Il titolo del romanzo è dedicato infatti al personaggio principale di questa serie: l'investigatore Yeruldegger. Un tipo particolare: abbastanza scorbutico, prepotente, che tiene a cuore i casi su cui indaga. Di lui conosceremo l'istintività lavorativa e l'anaffettività. Dopo la morte della piccola figlia, Yeruldegger ha perso tutti i suoi affetti personali: sua moglie se n'è "andata"; sua figlia Saraa (maggiorenne e vaccinata) fa i capricci. 
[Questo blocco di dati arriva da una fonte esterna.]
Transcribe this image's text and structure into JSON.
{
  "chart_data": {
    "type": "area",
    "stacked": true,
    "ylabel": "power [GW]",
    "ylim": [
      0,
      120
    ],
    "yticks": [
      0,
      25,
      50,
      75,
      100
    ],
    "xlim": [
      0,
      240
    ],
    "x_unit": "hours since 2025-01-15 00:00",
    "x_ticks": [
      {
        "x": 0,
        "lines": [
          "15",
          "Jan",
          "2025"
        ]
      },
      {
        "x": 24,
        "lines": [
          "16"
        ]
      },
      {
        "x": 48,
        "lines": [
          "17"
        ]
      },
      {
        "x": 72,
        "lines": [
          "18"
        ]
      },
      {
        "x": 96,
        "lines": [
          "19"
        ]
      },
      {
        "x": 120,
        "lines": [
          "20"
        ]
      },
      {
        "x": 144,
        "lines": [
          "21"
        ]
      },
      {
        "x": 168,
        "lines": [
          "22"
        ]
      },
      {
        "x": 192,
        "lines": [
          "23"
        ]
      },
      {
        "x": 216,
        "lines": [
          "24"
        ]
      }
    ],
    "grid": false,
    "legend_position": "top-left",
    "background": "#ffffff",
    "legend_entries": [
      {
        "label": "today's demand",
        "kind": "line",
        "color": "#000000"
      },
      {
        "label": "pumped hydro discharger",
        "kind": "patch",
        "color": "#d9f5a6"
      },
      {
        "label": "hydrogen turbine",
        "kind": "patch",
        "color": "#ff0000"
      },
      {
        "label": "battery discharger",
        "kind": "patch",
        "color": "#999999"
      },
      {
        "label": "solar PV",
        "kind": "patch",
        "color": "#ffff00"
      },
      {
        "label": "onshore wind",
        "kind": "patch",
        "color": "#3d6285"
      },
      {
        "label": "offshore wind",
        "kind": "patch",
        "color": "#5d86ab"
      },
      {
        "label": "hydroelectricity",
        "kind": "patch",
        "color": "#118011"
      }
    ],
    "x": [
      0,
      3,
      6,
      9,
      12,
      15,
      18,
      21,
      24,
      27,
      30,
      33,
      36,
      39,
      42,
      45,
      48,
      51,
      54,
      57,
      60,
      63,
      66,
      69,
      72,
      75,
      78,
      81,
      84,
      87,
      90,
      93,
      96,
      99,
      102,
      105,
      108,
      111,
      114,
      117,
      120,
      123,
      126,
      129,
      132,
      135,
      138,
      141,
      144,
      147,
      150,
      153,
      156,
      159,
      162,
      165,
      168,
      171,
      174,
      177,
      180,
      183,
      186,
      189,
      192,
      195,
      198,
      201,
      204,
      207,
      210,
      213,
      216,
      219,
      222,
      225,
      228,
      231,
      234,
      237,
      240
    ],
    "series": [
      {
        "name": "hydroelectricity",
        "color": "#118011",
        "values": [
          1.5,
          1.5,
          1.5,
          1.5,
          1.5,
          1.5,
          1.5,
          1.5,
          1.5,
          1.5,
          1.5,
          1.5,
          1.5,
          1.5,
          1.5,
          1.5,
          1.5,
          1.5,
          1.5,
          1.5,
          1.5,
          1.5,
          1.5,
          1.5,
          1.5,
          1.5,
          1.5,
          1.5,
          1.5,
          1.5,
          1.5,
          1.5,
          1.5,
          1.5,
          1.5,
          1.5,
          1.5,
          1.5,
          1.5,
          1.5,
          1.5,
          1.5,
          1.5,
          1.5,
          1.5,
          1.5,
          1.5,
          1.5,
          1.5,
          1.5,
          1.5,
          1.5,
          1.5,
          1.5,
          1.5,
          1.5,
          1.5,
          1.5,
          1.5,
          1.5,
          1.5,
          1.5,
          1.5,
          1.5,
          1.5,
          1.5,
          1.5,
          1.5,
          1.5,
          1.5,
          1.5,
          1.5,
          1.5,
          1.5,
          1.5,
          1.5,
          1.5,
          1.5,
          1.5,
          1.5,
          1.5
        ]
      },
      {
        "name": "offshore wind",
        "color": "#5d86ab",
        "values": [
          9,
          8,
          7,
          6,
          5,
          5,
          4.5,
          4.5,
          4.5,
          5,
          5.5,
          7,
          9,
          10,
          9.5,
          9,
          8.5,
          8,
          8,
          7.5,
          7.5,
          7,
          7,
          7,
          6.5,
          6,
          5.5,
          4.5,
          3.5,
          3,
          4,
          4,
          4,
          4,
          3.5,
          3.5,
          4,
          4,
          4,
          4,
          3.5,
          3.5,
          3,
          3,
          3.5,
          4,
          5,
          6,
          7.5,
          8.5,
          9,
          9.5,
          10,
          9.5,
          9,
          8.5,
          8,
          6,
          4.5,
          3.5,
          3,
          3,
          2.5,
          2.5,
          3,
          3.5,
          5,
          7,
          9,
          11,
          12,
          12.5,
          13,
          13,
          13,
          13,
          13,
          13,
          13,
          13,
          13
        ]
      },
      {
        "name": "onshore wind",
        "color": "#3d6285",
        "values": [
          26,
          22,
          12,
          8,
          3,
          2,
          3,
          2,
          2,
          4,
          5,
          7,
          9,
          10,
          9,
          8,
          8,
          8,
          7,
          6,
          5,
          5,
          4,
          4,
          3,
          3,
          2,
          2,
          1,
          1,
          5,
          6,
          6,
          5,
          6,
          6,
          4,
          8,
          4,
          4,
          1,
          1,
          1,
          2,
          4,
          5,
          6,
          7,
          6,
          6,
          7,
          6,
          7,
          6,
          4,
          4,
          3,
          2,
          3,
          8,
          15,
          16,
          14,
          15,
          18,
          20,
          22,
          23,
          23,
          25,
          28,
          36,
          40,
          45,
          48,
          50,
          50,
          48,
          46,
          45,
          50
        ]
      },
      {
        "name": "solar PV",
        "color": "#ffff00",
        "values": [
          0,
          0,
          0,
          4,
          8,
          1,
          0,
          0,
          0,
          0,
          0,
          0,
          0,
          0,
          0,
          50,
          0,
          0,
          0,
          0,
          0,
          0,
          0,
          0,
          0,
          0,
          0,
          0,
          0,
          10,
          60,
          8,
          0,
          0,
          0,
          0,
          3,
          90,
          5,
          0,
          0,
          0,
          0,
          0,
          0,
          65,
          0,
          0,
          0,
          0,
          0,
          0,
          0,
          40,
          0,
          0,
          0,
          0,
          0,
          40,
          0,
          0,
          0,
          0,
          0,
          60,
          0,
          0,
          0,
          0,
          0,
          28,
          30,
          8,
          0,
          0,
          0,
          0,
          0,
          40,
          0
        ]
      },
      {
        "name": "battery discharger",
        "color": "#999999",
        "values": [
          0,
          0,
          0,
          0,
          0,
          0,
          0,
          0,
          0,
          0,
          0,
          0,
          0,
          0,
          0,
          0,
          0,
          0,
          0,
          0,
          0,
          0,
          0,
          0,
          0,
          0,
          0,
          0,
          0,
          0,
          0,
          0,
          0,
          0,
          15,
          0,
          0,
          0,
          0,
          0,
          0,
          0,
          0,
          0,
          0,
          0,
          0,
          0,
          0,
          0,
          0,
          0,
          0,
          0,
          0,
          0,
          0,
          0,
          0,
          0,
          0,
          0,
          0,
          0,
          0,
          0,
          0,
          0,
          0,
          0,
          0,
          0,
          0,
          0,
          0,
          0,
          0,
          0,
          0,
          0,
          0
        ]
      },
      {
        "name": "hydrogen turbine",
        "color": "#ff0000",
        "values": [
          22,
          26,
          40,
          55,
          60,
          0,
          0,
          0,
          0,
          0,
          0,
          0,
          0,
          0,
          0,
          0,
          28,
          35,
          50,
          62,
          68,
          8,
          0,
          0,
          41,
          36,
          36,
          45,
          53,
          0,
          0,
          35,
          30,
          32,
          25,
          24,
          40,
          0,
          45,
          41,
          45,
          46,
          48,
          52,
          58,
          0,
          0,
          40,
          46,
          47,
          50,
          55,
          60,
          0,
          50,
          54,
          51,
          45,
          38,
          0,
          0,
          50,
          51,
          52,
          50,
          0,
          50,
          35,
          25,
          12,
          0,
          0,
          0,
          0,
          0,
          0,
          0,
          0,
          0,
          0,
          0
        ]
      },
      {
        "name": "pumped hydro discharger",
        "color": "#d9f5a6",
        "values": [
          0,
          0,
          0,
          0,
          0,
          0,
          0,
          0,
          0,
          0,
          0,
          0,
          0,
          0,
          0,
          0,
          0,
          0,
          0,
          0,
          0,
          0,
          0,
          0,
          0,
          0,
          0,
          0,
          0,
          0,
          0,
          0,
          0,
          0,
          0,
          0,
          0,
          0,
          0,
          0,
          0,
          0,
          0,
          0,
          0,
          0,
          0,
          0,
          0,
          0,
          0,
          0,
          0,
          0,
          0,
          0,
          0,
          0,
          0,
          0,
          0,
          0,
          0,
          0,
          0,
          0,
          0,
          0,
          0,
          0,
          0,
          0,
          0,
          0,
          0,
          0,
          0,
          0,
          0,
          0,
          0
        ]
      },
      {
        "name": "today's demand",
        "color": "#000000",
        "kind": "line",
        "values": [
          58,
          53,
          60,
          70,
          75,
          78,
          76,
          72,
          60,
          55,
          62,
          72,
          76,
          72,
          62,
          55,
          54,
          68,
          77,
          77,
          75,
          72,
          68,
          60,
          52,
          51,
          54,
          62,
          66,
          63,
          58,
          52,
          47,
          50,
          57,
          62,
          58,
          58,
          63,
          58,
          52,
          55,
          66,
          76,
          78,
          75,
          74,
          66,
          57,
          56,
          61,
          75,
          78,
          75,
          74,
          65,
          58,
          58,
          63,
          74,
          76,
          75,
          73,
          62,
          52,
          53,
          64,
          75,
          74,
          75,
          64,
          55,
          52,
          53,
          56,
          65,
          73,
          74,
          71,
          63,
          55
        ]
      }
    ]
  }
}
Saraa è un altro personaggio alquanto misterioso del romanzo. Una sorta di cavallo indomabile, dispettosa ed arrogante nei confronti di suo padre. I due non riescono a confrontarsi in maniera tranquilla, rinfacciandosi problemi del passato.
A sostenere Yeruldegger ci sono le "Charlie's Angels": Oyun e Solongo. La prima è una collega fedele e sincera, rappresenterebbe una sorta di Robin per Batman. Solengo è invece un medico legale molto vicino a Yeruldegger: i due vivono insieme ma non sono una coppia.
Dalla parte dei buoni c'è anche Gantulga, un piccolo aiutante comunque a tratti decisivo per le indagini.
Nei meno buoni compaiono sicuramente Mickey, grande capo del dipartimento di polizia. Un arrivista senza scrupoli, un capo che intrallazza molto e che non gradisce i metodi ortodossi di Yeruldegger. Manovrato da quest'ultimo è Chuluum, un tipo che non disdegna la carriera e pronto a prendere di buon grado i casi che Mickey toglie a Yeruldegger.
Questi i personaggi principali del romanzo, la colonna portante della storia.
Che ne dite, soddisfano i vostri gusti o le vostre curiosità?


TRAMA: Non comincia bene la giornata di un commissario mongolo se, alle prime luci dell'alba, in una fabbrica alla periferia della città, si ritrova davanti i cadaveri di tre cinesi, per di più con i macabri segni di un inequivocabile rito sessuale. E la situazione può solo complicarsi quando, poche ore dopo, nel bel mezzo della steppa, è costretto a esaminare una scena perfino più crudele: i resti di una bambina seppellita con il suo triciclo. Quello che però il duro, rude, cinico ma anche romantico commissario Yeruldelgger non sa è che per lui il peggio deve ancora arrivare. A intralciare la sua strada, e a minacciare la sua stessa vita, politici e potenti locali, magnati stranieri in cerca di investimenti e divertimenti illeciti, poliziotti corrotti e delinquenti neonazisti, per contrastare i quali dovrà attingere alle più moderne tecniche investigative e, insieme, alla saggezza dei monaci guerrieri discendenti di Gengis Khan. Sullo sfondo, una Mongolia suggestiva e misteriosa: dalla sconfinata Ulan Bator alle steppe abitate dagli antichi popoli nomadi, un coacervo di contraddizioni in bilico fra un'antichissima cultura tradizionale e le nuove, irrefrenabili esigenze della modernità. Yeruldelgger dovrà compiere un viaggio fino alle radici di entrambe, se vorrà trovare una soluzione per i delitti, e anche per se stesso. Un thriller classico, a tinte forti, con un'ambientazione unica, in cui pagina dopo pagina si susseguono le scene ad alta tensione e ogni calo di emotività è bandito.